Análise – Aggelos

por João Canelo

Com a chegada do verão, não há nada melhor que voltar atrás no tempo e redescobrir os clássicos do passado, transportando-nos para aquelas tardes quentes onde passávamos horas de frente à televisão com os nossos jogos favoritos. Felizmente, não precisamos de regressar às consolas antigas, pois Aggelos, lançamento recentemente na PS4, traz-nos uma aventura tão clássica como os jogos em que se inspira.

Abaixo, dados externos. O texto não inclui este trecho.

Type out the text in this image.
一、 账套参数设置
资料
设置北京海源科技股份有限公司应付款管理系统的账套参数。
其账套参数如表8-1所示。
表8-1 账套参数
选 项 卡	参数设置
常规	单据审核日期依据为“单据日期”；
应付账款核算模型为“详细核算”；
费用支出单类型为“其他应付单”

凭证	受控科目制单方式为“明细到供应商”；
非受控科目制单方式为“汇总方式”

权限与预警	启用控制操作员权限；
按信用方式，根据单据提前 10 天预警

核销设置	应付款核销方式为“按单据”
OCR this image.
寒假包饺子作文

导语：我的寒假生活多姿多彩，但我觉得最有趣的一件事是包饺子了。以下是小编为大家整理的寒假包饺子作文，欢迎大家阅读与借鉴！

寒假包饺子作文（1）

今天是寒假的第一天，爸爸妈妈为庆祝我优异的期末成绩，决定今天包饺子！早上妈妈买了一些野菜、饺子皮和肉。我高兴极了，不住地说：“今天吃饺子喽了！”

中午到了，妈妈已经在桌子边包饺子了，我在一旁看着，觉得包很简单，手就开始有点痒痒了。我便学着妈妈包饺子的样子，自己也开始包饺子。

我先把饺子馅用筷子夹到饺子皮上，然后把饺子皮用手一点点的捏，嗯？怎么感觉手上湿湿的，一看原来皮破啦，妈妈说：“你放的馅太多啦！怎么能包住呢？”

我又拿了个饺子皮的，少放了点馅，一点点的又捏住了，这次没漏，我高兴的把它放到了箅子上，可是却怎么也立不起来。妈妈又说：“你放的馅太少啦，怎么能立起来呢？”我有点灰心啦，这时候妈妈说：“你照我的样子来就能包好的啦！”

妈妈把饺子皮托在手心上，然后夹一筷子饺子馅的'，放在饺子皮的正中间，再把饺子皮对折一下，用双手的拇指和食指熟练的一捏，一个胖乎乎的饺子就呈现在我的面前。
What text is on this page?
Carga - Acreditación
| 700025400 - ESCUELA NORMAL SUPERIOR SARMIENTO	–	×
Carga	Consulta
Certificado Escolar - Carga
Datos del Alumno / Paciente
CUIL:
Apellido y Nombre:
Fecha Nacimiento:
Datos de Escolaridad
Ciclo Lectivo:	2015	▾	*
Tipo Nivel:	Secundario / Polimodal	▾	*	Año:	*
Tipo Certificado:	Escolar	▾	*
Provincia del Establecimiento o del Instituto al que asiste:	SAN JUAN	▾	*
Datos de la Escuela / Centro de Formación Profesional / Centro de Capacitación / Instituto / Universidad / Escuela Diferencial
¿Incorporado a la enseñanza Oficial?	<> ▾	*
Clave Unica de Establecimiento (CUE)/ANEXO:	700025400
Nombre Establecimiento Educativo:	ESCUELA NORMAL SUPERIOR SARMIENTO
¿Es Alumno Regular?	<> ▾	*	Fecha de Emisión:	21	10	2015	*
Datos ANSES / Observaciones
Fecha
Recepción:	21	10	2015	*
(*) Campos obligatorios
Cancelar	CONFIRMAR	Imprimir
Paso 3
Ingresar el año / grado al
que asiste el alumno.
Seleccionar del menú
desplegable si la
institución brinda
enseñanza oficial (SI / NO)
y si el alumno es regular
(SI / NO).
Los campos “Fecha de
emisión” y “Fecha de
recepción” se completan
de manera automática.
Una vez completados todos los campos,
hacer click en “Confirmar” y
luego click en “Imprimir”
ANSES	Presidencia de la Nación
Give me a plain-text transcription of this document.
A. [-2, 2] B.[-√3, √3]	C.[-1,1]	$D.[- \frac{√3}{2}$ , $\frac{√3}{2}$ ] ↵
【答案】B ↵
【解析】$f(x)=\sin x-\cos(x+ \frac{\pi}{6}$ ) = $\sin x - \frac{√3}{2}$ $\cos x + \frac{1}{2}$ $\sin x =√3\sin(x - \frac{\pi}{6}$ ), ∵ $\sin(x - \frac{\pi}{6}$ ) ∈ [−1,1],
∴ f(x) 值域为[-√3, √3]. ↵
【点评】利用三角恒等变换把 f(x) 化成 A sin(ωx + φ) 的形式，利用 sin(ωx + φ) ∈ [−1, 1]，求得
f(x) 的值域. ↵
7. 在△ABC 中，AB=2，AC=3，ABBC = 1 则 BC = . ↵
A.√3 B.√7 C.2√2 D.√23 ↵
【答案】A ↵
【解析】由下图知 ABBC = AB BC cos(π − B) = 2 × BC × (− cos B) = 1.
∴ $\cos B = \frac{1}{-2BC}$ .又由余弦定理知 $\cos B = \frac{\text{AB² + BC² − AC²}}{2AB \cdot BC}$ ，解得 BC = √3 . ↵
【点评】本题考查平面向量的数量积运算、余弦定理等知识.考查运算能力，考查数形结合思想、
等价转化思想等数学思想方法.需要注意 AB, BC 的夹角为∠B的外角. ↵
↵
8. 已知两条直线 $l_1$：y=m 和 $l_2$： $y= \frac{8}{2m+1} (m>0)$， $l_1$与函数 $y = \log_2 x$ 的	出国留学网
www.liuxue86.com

De facto, Aggelos não esconde as suas influências, pelo que irão rapidamente encontrar elementos retirados de títulos como The Legend of Zelda II: Link’s Adventures e Wonder Boy, dois clássicos absolutos da era dos 8 bits. A jogabilidade é uma verdadeira bomba nostálgica, dando-nos uma campanha em 2D repleta de níveis, armas, equipamentos e habilidades especiais para desvendar, com um foco interessante no desafio e na resolução de simples quebra-cabeças.

Aggelos é um RPG de ação, apresentando até um sistema de evolução por níveis, com ligeiros traços de metroidvania, no sentido em que nos dá um mundo para explorar, mas limita a nossa progressão pela recolha de itens e poderes específicos. Isto significa que o mundo de Aggelos está repleto de caminhos alternativos, de segredos e de becos sem saída, elementos clássicos para um jogo desta natureza. Se jogaram, por exemplo, Wonder Boy in Monster World, lançado na Mega Drive, vão descobrir as semelhanças tanto na jogabilidade como na própria estrutura da campanha, até na forma como somos encaminhados pela história.

As parecenças são ainda mais fortes e claras no estilo visual, com Aggelos a adotar um grafismo semelhante aos dos jogos da Master System. Apesar das animações serem muito mais detalhadas, ainda que próximas dos títulos em que se inspiram, as cores, o design simples e direto dos níveis e até a banda sonora jorram o charme caraterístico da consola da SEGA. Aliás, os modelos das personagens e dos monstros, onde se incluem os bosses gigantescos, parecem ter sido retirados de uma sequela nunca lançada de Wonder Boy, algo que, pessoalmente, adorei.

Como seria de esperar, a jogabilidade é muito sólida e responsiva, mantendo o seu classicismo até no mapeamento dos controlos, permitindo a utilização rápida de poderes e ataques rápidos. No entanto, as combinações podem ser igualmente confusas em combate, necessitando de uma ligeira ginástica mental que pode ser pouco intuitiva. Mas no que toca aos saltos, ao combate em si e à variedade de habilidades, Aggelos é reconfortante e um verdadeiro regresso à era dos 8 bits.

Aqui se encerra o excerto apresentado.